Top security Firefox plugins

September 7, 2009

I’m really concerned about security and privacy in the world wide web. So I try to make my “web experience” as save as possible. Fortunately Firefox provides a good plugin system that enables people to extend Firefox’s features. This is a list plugins that should been installed at least (if you are concerned about security as well):


Perhaps this the best known security plugin for Firefox. Just a short introduction:

A lot websites use JavaScript (JS) to improve the usability and user experience of their visitors. As a reminder:  JS provides the possibility to alter the document (i.e. website). Normally websites are static pages, just text with markup.   Web developers can use JS to create more dynamical websites that change their content in response to the action of the visitor (especially now with Ajax).
JS itself is not insecure. But as with the most script or programming languages it can be used for bad things.
You probably know about the security option in the common web browser to disable JS. This would make you save but unfortunately some well known sites like Facebook or Google Mail won’t work with JS disabled. NoScript gives you the possibility to enable or disable JS, Java, Flash and other executable content  per site.
Have a look at there website.


This plugin is my favorite one. Actually what it does is pretty simple but has a huge impact. It gives you back the control over cross site requests that websites make. That means you can allow or disallow if a website can fetch or access content that is located at another domain. This prevents you from cross site request forgery for example but also protects your privacy.
Have a detailed description on their website.

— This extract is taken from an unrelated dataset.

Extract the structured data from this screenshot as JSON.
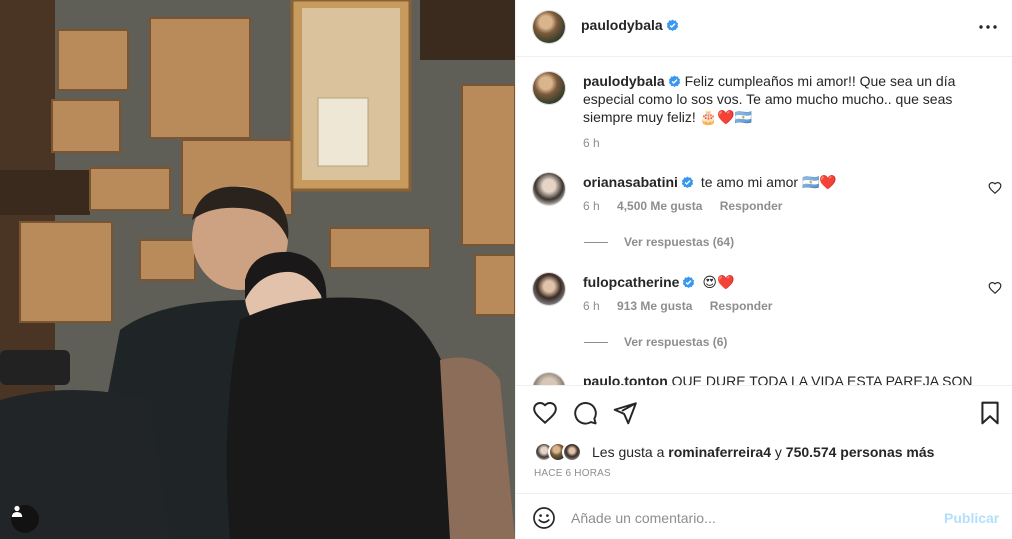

There a lot different cookie manager plugins for Firefox out there, but I like this one the most. Why? Because it is simple and easy to handle. The problems with cookies is similar to those with JavaScript regarding the security settings in web browser: Turn it on or off (or ask every time). That is not usable.

As a reminder: Cookies are small files where websites store some data. Every request to the website contains this data. What is it used for? Per the communication to the webservers is stateless. That means a webserver cannot make a connection between to requests, they are independent. But some times requests should not be independent. For example if you log in to a website the websever has to know somehow that every following request is made by you. A lot of those website use cookies for this. After your login a so called “session id” is generated  and stored in a cookie. Every time a webserver receives a request with this session id it knows the request is sent by you (and thats why it is important to protect your cookies from getting stolen, see NoScript).

Anyway, back to topic:
CookieSafe gives you the possibility to enable or disable cookies per website. And as websites sometimes store information in cookies that have to be stored over multiple sessions, CookieSafe provides three options for saving cookies:

  1. Allow cookies: Cookies of a certain website expire as it is set. Useful if certain settings like display options are stored in cookies.
  2. Allow cookies for session: All cookies of a website a kept until the web browser is closed. Most of the time this is a sufficient if it is a website you have to log in.
  3. Allow cookies temporarily: Only allow cookies this time until the browser is closed. Most useful when you visit a site only one time and it doesn’t work properly without cookies.

Otherwise cookies are disabled.

Adblock Plus

This plugin keeps ads away from the website you are visiting. I.e. it filters ads out. What has this to do with security? Well not directly with security but privacy. There are some advertising companies out there that provide advertisement to websites. Often those are images that are loaded from the company’s webserver (not the webserver of the website).
If you visit several websites that use ads of this company it is possible to track which websites you have visited.

In my opinion these plugins are sufficient from a security point of view. The whole point is to give you a back some control, the power to decide how the site you are visiting communicates with the rest of the net and what it is allowed to do on your computer.
And an important usability factor: Each of this plugins (besides adblock) includes a small icon into the right bottom corner of your browser so you can change the settings for a website very easily.